A recent case turned on the following wording restricting an employee from poaching colleagues after he left :-
“he shall not employ, engage, or appoint or in any way cause to be employed, engaged or appointed a critical person….”
Many legal issues and disputes turn on just a few words, which is why an experienced solicitor can make all the difference. You may have already guessed that the problem with the above clause is the words “critical persons”. The precise issue is that the clause is simply too wide and uncertain.
Whilst you might argue, as an employer, that a former employee should not entice any of your staff to join him or her after he has left and perhaps started working for a competitor, the law does not work that way.
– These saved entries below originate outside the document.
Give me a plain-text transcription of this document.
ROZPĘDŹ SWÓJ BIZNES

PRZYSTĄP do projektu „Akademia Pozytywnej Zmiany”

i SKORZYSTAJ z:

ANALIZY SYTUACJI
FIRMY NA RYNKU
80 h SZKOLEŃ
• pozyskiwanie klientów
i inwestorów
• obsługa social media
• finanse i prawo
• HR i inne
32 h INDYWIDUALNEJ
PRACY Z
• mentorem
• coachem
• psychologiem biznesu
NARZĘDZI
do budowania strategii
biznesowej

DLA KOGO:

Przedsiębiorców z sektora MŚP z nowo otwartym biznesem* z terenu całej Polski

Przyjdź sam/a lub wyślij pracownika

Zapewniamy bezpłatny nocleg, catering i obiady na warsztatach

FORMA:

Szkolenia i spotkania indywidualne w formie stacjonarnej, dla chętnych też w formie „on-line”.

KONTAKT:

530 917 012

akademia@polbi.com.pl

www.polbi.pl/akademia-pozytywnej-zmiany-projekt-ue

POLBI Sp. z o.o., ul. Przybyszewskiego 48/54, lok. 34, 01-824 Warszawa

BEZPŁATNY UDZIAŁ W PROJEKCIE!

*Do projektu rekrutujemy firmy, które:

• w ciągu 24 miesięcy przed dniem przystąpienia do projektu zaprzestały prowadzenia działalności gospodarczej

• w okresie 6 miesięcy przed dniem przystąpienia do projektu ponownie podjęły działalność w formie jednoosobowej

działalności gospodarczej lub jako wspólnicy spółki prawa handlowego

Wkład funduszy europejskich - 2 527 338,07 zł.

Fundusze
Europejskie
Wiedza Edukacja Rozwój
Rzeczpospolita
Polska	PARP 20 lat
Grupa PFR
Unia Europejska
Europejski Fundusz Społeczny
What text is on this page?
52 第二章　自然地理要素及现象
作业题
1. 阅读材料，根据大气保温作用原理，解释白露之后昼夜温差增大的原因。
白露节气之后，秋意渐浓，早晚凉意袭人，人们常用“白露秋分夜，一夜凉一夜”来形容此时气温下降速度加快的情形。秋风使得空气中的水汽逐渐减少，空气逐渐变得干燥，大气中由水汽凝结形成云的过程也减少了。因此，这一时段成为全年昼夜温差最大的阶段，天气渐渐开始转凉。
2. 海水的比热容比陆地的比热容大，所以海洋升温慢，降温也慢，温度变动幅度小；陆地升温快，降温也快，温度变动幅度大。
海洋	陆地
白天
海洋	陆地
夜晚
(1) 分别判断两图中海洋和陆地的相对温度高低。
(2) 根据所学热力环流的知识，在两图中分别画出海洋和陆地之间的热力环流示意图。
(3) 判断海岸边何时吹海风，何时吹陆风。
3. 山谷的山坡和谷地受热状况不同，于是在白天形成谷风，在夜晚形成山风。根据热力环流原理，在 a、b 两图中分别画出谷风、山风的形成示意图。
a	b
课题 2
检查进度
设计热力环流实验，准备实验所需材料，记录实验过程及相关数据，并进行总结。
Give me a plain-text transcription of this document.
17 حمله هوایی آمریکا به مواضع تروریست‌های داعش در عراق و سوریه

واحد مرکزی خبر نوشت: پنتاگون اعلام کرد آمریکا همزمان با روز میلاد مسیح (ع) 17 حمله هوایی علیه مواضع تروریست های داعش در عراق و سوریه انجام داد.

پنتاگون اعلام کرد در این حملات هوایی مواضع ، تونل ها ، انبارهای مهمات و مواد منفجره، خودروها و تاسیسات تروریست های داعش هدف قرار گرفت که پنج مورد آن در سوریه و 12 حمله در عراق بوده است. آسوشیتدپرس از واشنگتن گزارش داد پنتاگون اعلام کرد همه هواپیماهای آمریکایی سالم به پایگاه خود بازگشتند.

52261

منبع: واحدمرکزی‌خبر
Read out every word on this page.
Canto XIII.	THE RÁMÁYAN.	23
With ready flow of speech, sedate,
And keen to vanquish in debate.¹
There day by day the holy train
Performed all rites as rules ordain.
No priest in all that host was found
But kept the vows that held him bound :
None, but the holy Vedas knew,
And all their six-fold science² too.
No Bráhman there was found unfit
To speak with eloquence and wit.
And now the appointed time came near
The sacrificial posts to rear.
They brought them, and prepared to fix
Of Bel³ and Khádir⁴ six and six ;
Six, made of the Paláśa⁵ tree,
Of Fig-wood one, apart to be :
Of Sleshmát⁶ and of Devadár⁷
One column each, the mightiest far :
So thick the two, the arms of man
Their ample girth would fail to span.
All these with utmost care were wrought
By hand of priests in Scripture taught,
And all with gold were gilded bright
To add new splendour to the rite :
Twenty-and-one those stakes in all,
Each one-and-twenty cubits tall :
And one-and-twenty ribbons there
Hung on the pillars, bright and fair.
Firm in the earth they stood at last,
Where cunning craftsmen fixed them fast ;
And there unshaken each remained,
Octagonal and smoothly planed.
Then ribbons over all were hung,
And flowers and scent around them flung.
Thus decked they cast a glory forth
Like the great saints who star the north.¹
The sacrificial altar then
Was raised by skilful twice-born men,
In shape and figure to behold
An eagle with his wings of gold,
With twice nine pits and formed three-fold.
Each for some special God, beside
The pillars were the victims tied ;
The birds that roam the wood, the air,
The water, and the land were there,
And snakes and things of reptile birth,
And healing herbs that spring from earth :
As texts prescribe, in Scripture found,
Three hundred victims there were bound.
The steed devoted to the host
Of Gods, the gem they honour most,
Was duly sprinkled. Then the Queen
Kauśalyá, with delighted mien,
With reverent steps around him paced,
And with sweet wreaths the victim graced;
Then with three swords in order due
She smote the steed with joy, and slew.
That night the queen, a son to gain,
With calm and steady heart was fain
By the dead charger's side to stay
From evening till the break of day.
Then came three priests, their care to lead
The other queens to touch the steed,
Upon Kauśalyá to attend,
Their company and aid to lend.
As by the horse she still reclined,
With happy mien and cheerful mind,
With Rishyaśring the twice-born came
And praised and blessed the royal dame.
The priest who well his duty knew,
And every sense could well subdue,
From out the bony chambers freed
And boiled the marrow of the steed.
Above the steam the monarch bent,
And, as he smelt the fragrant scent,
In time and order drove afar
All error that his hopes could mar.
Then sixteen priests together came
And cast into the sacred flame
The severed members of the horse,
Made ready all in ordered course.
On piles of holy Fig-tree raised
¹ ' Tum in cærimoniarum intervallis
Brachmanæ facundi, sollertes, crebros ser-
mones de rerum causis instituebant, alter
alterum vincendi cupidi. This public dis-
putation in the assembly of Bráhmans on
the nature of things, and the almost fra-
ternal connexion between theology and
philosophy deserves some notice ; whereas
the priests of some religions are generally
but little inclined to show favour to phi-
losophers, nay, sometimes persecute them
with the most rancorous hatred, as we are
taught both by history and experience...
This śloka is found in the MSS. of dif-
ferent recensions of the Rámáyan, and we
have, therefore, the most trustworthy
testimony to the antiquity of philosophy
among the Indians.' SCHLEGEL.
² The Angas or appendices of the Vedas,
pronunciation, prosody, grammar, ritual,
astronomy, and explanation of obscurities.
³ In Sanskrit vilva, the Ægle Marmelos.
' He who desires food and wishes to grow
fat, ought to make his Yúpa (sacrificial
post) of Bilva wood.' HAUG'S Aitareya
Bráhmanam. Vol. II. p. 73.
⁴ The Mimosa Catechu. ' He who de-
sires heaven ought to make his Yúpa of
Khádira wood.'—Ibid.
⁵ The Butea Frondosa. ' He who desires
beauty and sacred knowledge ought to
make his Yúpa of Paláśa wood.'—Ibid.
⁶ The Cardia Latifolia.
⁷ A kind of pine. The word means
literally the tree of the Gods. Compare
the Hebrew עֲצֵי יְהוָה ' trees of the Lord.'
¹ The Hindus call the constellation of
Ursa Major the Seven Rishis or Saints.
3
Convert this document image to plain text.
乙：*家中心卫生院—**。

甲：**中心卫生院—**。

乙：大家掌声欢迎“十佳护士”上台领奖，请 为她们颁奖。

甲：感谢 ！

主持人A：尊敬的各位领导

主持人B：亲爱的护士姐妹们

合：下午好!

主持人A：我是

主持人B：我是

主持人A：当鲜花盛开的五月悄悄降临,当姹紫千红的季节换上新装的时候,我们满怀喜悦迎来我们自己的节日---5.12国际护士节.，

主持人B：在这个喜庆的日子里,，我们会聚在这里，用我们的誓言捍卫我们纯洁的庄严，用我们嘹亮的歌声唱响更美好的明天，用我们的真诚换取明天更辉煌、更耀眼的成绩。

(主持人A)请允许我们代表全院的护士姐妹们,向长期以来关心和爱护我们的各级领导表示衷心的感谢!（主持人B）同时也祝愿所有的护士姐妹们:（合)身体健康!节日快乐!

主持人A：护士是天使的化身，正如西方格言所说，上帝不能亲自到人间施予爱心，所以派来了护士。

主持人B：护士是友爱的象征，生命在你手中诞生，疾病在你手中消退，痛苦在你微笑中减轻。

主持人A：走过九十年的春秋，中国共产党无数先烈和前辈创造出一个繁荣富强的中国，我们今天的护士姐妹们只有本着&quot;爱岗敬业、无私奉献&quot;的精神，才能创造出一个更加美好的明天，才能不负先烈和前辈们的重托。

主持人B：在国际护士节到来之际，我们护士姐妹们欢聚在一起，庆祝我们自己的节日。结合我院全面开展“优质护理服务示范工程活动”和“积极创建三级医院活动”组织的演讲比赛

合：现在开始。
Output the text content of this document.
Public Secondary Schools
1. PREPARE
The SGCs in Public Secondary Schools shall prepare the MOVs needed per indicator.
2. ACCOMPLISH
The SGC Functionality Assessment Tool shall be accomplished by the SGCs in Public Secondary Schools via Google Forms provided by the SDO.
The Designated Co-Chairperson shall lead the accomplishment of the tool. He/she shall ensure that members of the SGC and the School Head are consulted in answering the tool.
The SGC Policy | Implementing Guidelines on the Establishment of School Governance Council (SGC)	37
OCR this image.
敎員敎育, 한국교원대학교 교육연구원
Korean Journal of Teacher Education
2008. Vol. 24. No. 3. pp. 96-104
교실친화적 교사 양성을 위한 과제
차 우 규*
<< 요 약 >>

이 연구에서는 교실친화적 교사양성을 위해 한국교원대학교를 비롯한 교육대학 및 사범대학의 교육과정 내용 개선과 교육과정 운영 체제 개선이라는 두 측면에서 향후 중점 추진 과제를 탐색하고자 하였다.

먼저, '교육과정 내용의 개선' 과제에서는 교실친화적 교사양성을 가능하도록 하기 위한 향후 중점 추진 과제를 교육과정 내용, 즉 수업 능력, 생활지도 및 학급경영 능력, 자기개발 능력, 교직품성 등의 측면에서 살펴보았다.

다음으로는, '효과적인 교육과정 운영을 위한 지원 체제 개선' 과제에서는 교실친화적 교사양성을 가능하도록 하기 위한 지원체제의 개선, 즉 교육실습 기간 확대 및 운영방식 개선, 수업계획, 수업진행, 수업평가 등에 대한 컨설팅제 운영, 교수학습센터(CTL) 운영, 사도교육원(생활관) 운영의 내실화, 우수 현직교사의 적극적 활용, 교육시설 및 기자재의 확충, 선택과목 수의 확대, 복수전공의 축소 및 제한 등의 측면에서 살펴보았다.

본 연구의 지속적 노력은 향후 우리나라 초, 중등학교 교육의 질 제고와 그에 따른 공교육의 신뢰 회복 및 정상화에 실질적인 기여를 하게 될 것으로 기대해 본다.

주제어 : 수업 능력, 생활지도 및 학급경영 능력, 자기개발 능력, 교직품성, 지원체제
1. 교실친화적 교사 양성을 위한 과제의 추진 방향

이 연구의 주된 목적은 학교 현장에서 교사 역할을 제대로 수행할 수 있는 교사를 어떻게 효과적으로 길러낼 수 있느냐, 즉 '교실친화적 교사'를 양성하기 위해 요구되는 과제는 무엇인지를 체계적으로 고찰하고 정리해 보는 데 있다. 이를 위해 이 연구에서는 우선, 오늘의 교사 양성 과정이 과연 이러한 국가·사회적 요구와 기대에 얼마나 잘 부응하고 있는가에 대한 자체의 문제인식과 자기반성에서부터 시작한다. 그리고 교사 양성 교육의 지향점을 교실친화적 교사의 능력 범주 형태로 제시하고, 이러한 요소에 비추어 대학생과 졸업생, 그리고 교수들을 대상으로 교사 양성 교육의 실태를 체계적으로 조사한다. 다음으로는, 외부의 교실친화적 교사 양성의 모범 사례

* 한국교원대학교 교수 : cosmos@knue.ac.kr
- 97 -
If you want the protection of a restrictive covenant it must be very clear and very proportionate.
The case in question, White v Weaver, is interesting in that a second mistake was made by whoever drafted the restrictive covenants, which were on the face of it important because the employee was working in sales for a publisher, and in that position and industry, the employer was rightly concerned.
As regards the 2nd mistake, here’s the extract of that clause :-
“shall … be forbidden to deal with and/or to approach any Relevant Customer of the Claimant for the purposes of carrying out a profile for any such customer in any business magazine, or placing an advertisement for any such customer in any business magazine”.
Any ideas what’s wrong ?
The issue with this clause is the words “any relevant customer” because such a definition may well include a very large class of customers whom the employee has never dealt with and in a niche industry could easily constitute a restraint of trade making it almost impossible for the employee to find an alternative position in that industry for an extended period. The clause was held to be unenforceable even though it also had a time limit which was not necessarily unreasonable and was also caveated to an extent in terms of activities.
Getting it wrong in terms of employment restrictions can be very costly. Not only can it mean lost business but in a case like the above, the employer applied for an injunction. Where this tactic works it can be extremely effective and constitute a decisive end to the dispute and potential loss for the employer. If it doesn’t work, it can be extremely expensive – the employer will have salt rubbed into his, her or it’s wounds by not only paying own legal costs but also, in all probability, the employees.
In tactical terms, it’s also worth being aware that thinking that the mere threat of an injunction will frighten the employee enough to desist (due to the threat of a costs order) may be wide of the mark. Many employees will be aware of the risks and before joining a competitor will obtain a full indemnity from the new employer against any legal or associated costs of the previous employer taking action for breach of restrictive covenant.